La serata è stata poi appesantita – non per colpa del regista, questa volta – da un ritardo inaccettabile di oltre mezz’ora per le misure di sicurezza con cui sono stati accolti il presidente del Senato Casellati e due ministri, oltre che per la cerimonia di deposizione in platea di un mazzo di rose rosse – 32 come i femminicidi compiuti in Italia dall’inizio dell’anno -, il discorso del nuovo sovrintendente Cecilia Gasdia ad apertura della stagione e il ricordo di Tullio Serafin a 50 anni dalla scomparsa, la proiezione di una sezione non brevissima di un’Aida diretta dal maestro veronese e – come se non bastasse – la lettura del messaggio del Presidente della Repubblica Sergio Mattarella (anche in traduzione tedesca), il tutto chiuso con l’Inno di Mameli: un po’ troppo per i nostri gusti, e quelli di parte del pubblico rumoreggiante.
Ma l’Arena è così: prendere o lasciare.

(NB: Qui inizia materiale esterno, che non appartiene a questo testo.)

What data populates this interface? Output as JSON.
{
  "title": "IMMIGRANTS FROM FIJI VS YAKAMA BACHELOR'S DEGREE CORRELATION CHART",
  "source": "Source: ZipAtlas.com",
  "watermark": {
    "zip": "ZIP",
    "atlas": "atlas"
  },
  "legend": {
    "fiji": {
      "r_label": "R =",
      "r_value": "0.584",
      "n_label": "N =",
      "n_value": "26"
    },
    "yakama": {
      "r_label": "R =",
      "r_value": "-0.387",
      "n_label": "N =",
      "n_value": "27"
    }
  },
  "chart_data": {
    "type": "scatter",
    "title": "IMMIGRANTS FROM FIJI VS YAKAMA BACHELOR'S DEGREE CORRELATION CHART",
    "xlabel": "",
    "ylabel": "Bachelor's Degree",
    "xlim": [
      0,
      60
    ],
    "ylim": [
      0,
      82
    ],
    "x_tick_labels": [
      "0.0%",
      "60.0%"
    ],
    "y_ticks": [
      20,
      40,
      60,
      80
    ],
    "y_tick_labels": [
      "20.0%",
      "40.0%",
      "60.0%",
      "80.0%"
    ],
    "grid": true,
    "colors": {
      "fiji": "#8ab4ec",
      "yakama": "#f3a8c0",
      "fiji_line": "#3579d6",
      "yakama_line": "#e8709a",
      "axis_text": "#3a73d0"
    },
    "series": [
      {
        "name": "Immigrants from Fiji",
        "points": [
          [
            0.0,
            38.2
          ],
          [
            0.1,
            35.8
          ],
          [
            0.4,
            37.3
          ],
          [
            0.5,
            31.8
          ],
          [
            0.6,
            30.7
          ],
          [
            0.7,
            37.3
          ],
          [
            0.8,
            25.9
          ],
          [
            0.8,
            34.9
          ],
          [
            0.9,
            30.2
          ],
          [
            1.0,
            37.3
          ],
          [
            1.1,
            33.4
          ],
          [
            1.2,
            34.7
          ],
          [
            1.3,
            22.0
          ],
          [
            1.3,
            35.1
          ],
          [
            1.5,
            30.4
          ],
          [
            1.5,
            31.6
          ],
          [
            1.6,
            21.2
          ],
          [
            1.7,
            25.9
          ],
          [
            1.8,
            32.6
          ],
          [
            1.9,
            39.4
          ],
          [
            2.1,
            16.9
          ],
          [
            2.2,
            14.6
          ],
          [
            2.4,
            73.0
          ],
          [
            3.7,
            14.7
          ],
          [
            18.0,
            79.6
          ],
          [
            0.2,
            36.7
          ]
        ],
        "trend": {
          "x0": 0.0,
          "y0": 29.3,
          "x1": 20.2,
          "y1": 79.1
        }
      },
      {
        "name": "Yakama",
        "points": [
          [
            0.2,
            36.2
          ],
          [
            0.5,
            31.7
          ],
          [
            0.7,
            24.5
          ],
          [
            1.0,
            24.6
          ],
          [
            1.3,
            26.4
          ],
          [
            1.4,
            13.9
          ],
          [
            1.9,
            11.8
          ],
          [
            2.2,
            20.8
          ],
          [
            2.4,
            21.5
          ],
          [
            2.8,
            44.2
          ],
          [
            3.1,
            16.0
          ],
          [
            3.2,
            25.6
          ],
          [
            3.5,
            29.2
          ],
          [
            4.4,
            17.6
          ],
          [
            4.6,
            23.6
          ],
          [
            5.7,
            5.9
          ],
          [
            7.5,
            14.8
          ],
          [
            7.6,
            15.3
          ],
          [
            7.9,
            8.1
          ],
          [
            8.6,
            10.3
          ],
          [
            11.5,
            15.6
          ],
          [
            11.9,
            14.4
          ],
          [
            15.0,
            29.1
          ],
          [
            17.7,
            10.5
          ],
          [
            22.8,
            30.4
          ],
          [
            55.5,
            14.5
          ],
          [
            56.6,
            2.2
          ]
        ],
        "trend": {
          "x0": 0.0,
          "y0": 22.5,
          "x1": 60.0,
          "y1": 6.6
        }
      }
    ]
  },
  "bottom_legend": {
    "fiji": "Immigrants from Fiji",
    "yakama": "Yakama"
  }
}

E dunque chiusura della serata all’una e oltre di notte tra il fuggi fuggi generale. E un freddo insolito per la stagione. E la musica? In generale si può dire che si lasciava ascoltare – per quanto l’acustica areniana sia sempre alquanto problematica: il direttore Ivan Ciampa ha cercato finezze strumentali e sonorità interessanti, ma più adatte al chiuso di un teatro che agli spazi all’aperto, sollecitando l’orchestra ad una resa più vibrante solo in alcuni momenti, come nell’infuocata Chanson Bohème o nel finale. Tra i solisti solo il tenore americano Brian Jagde ha saputo creare un personaggio vocalmente e scenicamente credibile in virtù di una notevole presenza scenica e di una voce robusta, scura e timbrata, capace di farsi apprezzare per un fraseggio vario ed interessante, soprattutto nei momenti drammatici (buona l’aria del fiore, peccato il falsetto con cui ha risolto il si bemolle acuto). Accanto a lui si è distinta la perfettibile Micaela di Mariangela Sicilia, cantata con il cuore in mano, finalmente non pupattola asessuata ma donna innamorata. Una parte vocalmente difficile, risolta dignitosamente e ben recitata, anche nel difficile passaggio in cui ha dovuto cantare in sella alla bicicletta. Della Carmen di Anna Goryachova c’è da dire che, se risolta e affascinante risultava la padronanza scenica e l’avvenenza della figura, vocalmente la parte non si adatta alle sue attuali capacità, essendo il timbro piuttosto chiaro e artefatto nei gravi e assai carente la sensualità di cui invece gronda l’intero ruolo. Il fraseggio aveva qualche buona intenzione, ma si capisce che c’è ancora tanto lavoro da fare perché il mezzosoprano russo possa impadronirsi della parte. Discreto l’Escamillo di Alexander Vinogradov: timbro robusto e un po’ grezzo, personaggio smargiasso e pochissimo sensuale. Ci si domanda cosa Carmen potesse trovare nel torero di così intrigante. Tutti in parte i personaggi secondari, a cominciare dalle ottime Ruth Iniesta (Frasquita) e Arianna Alexeeva (Mercédès), Davide Fasini (Dancairo), Enrico Casari (Remendado), Luca Dall’Amico (Zuniga) e Biagio Pizzuti (Moralès). Bene il coro e straordinarie per partecipazione ed intonazione le voci bianche del coro A.LI.VE. diretto da Facincani. Da dimenticare nella loro banalità le coreografie di Leda Lojodice.